You don’t need a supervising physician to do it
It doesn’t require malpractice insurance
It builds a reputation, not just revenue
You can grow it over time, or keep it lean and flexible
These aren’t “gig economy” ideas. They’re strategic paths for PAs who want to own their time, expand their influence, or explore new roles outside of the traditional clinical setting.
High-Value, Non-Clinical Side Hustles for PAs
1. Clinical Content Writing
PAs are uniquely positioned to write for medical blogs, continuing education platforms, health tech companies, and even government contractors.
Companies are constantly looking for clinicians who can write clearly, explain protocols, or translate research into digestible material.
Platforms: Healthline, Osmosis, Verywell, UpToDate (freelance contributors)
Common formats: blogs, whitepapers, clinical scripts, app content
Pay: $150 to $1,000 per piece depending on experience
2. Coaching (Career, Wellness, Niche Specialty)
Many PAs are coaching
New grads on navigating contracts and clinical onboarding
Fellow PAs on how to transition to non-clinical roles
Patients in non-medical ways, such as health habits, functional frameworks, or aesthetics consultations
You don’t need to position yourself as a life coach. Think peer support with structure, accountability, and strategy.
3. Clinical Product Advising
Startups are constantly looking for clinicians to help test, review, and refine digital tools. PAs are often hired to
Review patient flows
Spot real-world friction
Vet content for accuracy
Advisory roles may start unpaid or flat-rate, but often evolve into contractor, consulting, or equity-based engagements.
4. Podcasting
PAs are launching podcasts around
PA education and professional growth
Women’s health and gaps in care
Lifestyle and mental health for medical professionals
Entrepreneurial journeys in healthcare
Done well, a podcast becomes a platform, not just for ideas, but for future services, referrals, or partnerships.
5. Teaching and Curriculum Development
From online health academies to CME platforms, many organizations want clinicians to develop
Short clinical modules
Patient education content
Staff onboarding tools
Teaching doesn’t have to mean academia. It can mean course creation, instructional design, or paid lectures through companies or your own platform.

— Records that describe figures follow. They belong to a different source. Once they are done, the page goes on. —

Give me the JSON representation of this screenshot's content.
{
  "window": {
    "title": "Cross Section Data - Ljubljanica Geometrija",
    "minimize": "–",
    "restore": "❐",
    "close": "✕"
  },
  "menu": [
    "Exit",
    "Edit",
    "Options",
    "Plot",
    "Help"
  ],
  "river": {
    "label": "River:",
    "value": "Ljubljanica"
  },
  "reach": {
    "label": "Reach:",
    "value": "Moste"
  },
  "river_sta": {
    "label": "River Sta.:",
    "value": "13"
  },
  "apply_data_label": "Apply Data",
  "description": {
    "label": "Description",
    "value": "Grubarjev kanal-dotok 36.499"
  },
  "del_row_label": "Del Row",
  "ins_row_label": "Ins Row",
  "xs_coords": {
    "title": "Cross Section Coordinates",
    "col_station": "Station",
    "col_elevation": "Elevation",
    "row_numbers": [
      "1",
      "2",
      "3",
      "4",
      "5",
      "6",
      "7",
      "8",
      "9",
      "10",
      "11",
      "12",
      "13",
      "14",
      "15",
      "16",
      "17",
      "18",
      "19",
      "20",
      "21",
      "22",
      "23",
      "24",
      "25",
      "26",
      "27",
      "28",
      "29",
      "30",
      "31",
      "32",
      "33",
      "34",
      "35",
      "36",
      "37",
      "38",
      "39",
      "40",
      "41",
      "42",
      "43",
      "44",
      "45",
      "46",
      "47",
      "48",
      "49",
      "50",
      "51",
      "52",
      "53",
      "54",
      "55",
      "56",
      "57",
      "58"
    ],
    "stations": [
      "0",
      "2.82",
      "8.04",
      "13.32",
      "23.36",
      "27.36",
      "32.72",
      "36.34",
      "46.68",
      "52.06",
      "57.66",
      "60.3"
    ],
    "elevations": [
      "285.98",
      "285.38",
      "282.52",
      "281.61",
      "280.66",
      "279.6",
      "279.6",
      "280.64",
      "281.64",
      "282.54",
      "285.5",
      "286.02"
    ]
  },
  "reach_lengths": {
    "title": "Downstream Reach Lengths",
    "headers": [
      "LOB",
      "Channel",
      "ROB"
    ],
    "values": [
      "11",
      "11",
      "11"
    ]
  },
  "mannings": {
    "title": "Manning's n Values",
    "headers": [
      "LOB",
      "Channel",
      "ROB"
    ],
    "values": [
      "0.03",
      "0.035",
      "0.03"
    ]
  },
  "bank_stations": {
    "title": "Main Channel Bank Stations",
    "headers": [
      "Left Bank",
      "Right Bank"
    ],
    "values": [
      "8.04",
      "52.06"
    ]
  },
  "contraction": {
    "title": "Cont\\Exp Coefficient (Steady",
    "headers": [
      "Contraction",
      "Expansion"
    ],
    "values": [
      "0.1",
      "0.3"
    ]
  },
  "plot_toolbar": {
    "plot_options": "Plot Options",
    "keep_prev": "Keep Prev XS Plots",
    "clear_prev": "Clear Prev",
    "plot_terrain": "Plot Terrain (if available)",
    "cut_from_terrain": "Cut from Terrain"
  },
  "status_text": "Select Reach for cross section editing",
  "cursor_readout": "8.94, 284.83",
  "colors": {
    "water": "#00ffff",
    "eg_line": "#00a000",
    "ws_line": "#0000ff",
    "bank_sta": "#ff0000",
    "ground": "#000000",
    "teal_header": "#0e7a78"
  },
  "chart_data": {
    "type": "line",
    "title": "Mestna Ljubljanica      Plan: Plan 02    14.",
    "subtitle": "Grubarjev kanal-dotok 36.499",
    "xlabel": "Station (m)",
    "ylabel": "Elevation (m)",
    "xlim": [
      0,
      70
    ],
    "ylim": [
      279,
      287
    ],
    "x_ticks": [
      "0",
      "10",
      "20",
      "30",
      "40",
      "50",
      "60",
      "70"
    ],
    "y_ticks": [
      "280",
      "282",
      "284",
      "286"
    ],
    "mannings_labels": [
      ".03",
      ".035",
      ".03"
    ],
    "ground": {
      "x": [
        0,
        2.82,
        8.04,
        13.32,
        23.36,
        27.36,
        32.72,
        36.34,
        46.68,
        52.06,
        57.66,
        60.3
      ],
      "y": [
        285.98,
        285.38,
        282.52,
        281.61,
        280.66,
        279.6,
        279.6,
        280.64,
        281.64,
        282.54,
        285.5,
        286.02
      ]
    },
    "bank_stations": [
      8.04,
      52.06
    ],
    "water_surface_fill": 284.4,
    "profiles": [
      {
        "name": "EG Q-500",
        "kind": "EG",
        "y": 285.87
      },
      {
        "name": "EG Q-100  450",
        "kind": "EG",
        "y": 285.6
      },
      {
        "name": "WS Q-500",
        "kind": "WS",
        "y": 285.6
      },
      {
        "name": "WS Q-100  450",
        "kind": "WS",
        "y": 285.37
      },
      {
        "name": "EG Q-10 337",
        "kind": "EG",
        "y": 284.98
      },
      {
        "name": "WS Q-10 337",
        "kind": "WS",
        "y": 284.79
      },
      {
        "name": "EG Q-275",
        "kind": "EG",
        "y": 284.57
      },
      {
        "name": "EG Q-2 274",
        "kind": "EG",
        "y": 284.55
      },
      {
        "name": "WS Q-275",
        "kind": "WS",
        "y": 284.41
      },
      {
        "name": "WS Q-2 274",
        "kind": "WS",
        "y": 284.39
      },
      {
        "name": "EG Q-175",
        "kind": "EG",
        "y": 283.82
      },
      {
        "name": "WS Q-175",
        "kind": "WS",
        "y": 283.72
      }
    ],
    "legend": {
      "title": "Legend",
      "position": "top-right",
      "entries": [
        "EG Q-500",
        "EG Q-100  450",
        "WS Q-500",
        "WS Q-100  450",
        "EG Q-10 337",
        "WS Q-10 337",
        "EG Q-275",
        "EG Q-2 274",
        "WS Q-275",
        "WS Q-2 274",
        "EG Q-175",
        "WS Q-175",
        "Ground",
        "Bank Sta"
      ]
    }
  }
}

6. Substack or Paid Newsletters
If you have something to say about burnout, your specialty, business strategy, or a specific population, start writing. A newsletter doesn’t need 10,000 subscribers to matter. It needs clarity and consistency.
Some PAs are using newsletters to
Build a loyal audience
Pre-sell workshops or digital products
Package insights for consulting roles
7. Consulting for Small Practices
If you’ve helped scale a clinic, optimize workflows, train staff, or manage credentialing, those are sellable skills.
PAs who understand
Billing workflows
Protocol implementation
Telehealth expansion
Staff onboarding or supervision
can offer project-based or retainer-based consulting to clinics and health organizations that don’t need a full-time operator.
Emerging Side Hustles That Will Grow in 2025
AI validation and clinical QA, reviewing chatbot or documentation output
Remote clinical education for employers or brands
Medical aesthetics protocol consulting
Freelance scripting for health YouTube creators or online courses
Workflow audits for telehealth companies or solo providers
These aren’t side hustles built to fill your weekends. They’re paths to long-term, strategic work that grows your brand, your network, and your optionality.
What to Avoid
Anything that over-relies on your license but underpays
MLMs or brand partnerships that dilute your credibility
Side gigs that lock you into another rigid schedule
Opportunities that pull you further into the clinical hamster wheel
Final Thought
You trained as a clinician, but that’s not all you are. You can analyze, design, teach, build, consult, and lead.
The smartest PAs aren’t just picking up extra shifts. They’re building side hustles that expand who they are, not just what they can bill.